L'ouvrage se divise en quelque sorte en deux parties. Tout d'abord un ensemble de développements d'ordre général, puis une description détaillée de 30 lieux. Dans un premier temps, donc, Antoine Pecqueur nous donne une vision de l'évolution de l'architecture des opéras puis de salles de concerts symphoniques, soulignant le passage de la salle en « boîte à chaussures » à la salle révolutionnaire dite « en vignoble », telle la Philharmonie de Berlin conçue par Hans Scharoun. Il ne se contente pas de souligner l'esthétique du geste architectural ; il s'attache à exposer le sens qu'il faut donner à tel ou tel parti pris architectural compte tenu de son emplacement dans la cité, de son mode d'accès, de la manière dont le public est traité – confort des espaces d'accueil, qualité de l'acoustique, distance avec la scène.
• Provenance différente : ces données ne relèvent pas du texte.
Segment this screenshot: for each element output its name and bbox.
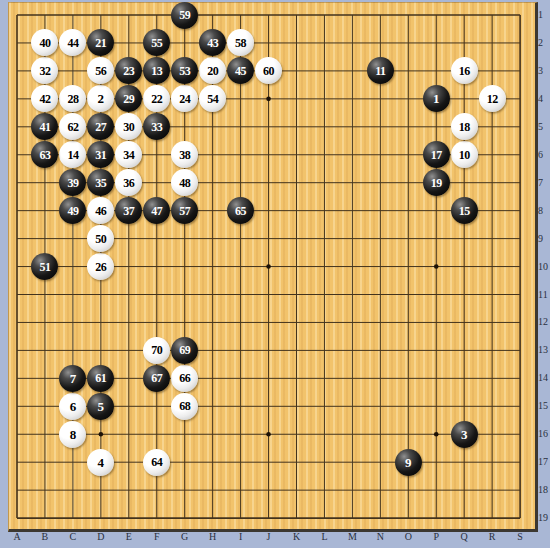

S'agissant de l'implantation dans le tissu urbain, il constate que certains projets ont vu le jour en périphérie, avec de la part du maître d'ouvrage notamment la volonté de rechercher un nouveau public. On citera deux exemples : l'auditorium du Parco della Musica de Renzo Piano, dans le quartier nord de Rome ainsi que la Philharmonie de Jean Nouvel au nord-est de Paris. Il insiste par ailleurs sur la présence incontournable à côté de l'architecte et de l'acousticien, du scénographe. Ce dernier, selon Michel Fayet travaille « à la fois sur l'aspect conceptuel de la salle, c'est à dire sa forme globale et sur l'aspect technique, en décrivant tous les équipements nécessaires au lieu ». L'approche générale des premiers chapitres est donc illustrée par les 30 monographies qui suivent. Non seulement les thèmes précédemment exposés sont développés mais on peut y lire en outre une analyse des conditions de travail des personnels ainsi que des plus ou moins bonnes facilités offertes aux musiciens pour répéter, avec le constat de l'absence trop fréquente d'une salle de répétition.

 

Ces 30 monographies constituent l'essentiel du travail d'Antoine Pecqueur. On peut alors mesurer combien l'investigation sur site par l'auteur permet des remarques pertinentes grâce aux informations de première main qu'il a su glaner aussi bien auprès de musiciens que de maîtres d'œuvre, sans compter que dans certaines salles, il a pu exercer son métier d'instrumentiste. Chaque salle est illustrée par des clichés superbes, complétés par la reproduction de plans, ce qui est un exploit quand on sait combien il est difficile d'obtenir auprès des architectes le droit de les diffuser. Dans ses propos, Antoine Pecqueur ne s'enferme pas dans la langue de bois : à côté d'appréciations enthousiastes – elles sont majoritaires - il n'hésitera pas à avoir la dent dure pour évoquer des échecs, notamment sur le plan acoustique. Ainsi donne-t-il l'exemple du Palais des Arts de Santiago Calatrava à Valence qui par ailleurs a vu ses coûts exploser. Cette dérive d'ordre financier est du reste assez fréquente ; il évoque le problème à propos du  Walt Disney Concert Hall de Frank Gehry à Los Angeles, du Koncerthuset de Jean Nouvel à Copenhague ou, dernière en date, de la Philharmonie de Hambourg de Herzog et de Meuron qui passe de 187 millions d'Euros à 865 millions d'Euros, pour ne donner ici qu'un seul exemple chiffré. Ajoutons que l'intérêt de l'ouvrage est rehaussé par la présence de plusieurs entretiens inédits avec Pierre Boulez, Rudy Ricciotti, Renzo Piano, Santiago Calatrava, Vittorio Gregotti, Paul Andreu, Christian de Portzamparc, Wolf Prix et Jacques Herzog. A la fin de la lecture des « Espaces de la musique », on est convaincu de la vérité de cette phrase de Renzo Piano publiée dans le Monde daté du 22 février 2010 : «  La musique, aussi immatérielle qu'elle soit, peut imposer sa densité et son espace. De tous les arts, c'est ce qu'il y a de plus proche de l'architecture ». Un ouvrage à classer parmi les indispensables.